El título mismo, High Hopes, no es irónico ni ingenuo. Es un anhelo que conoce el precio de desear. Hay algo sublime en ese deseo que persiste aun sabiendo que no todo es posible. La canción reconoce la pérdida, no la niega. Pero no se instala en ella. La transforma en impulso. Es ese tipo de esperanza que no necesita certezas, que no pide garantías, que se sostiene solo en su fuerza interior.
El sonido refuerza el mensaje. Las campanas, los ecos lejanos, los paisajes sonoros invitan al recuerdo, pero también al movimiento. El tren que se aleja sugiere la vida que sigue, aun cuando no sepamos a dónde va. El viaje continúa, y aunque los pasajeros cambien, aunque las estaciones ya no sean las mismas, hay algo que empuja hacia adelante.
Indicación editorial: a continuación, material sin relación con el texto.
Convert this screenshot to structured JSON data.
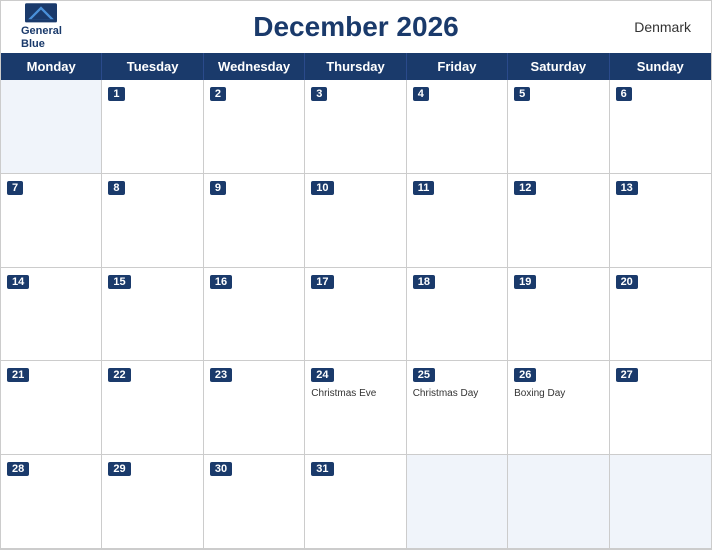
{
  "header": {
    "logo_line1": "General",
    "logo_line2": "Blue",
    "title": "December 2026",
    "country": "Denmark"
  },
  "days_of_week": [
    "Monday",
    "Tuesday",
    "Wednesday",
    "Thursday",
    "Friday",
    "Saturday",
    "Sunday"
  ],
  "weeks": [
    [
      {
        "number": "",
        "empty": true
      },
      {
        "number": "1"
      },
      {
        "number": "2"
      },
      {
        "number": "3"
      },
      {
        "number": "4"
      },
      {
        "number": "5"
      },
      {
        "number": "6"
      }
    ],
    [
      {
        "number": "7"
      },
      {
        "number": "8"
      },
      {
        "number": "9"
      },
      {
        "number": "10"
      },
      {
        "number": "11"
      },
      {
        "number": "12"
      },
      {
        "number": "13"
      }
    ],
    [
      {
        "number": "14"
      },
      {
        "number": "15"
      },
      {
        "number": "16"
      },
      {
        "number": "17"
      },
      {
        "number": "18"
      },
      {
        "number": "19"
      },
      {
        "number": "20"
      }
    ],
    [
      {
        "number": "21"
      },
      {
        "number": "22"
      },
      {
        "number": "23"
      },
      {
        "number": "24",
        "holiday": "Christmas Eve"
      },
      {
        "number": "25",
        "holiday": "Christmas Day"
      },
      {
        "number": "26",
        "holiday": "Boxing Day"
      },
      {
        "number": "27"
      }
    ],
    [
      {
        "number": "28"
      },
      {
        "number": "29"
      },
      {
        "number": "30"
      },
      {
        "number": "31"
      },
      {
        "number": "",
        "empty": true
      },
      {
        "number": "",
        "empty": true
      },
      {
        "number": "",
        "empty": true
      }
    ]
  ],
  "colors": {
    "primary": "#1a3a6b",
    "header_bg": "#fff",
    "grid_border": "#ccc",
    "empty_bg": "#f0f0f0"
  }
}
Escuchar High Hopes es entrar en una meditación existencial. Es permitir que la música diga lo que no sabemos decir. Es dejar que lo perdido tenga voz. Y en esa voz, reconocer que la caída no es el final. Que cada ruina puede ser el umbral de algo nuevo. Y que en medio de la disolución, el alma puede volver a cantar.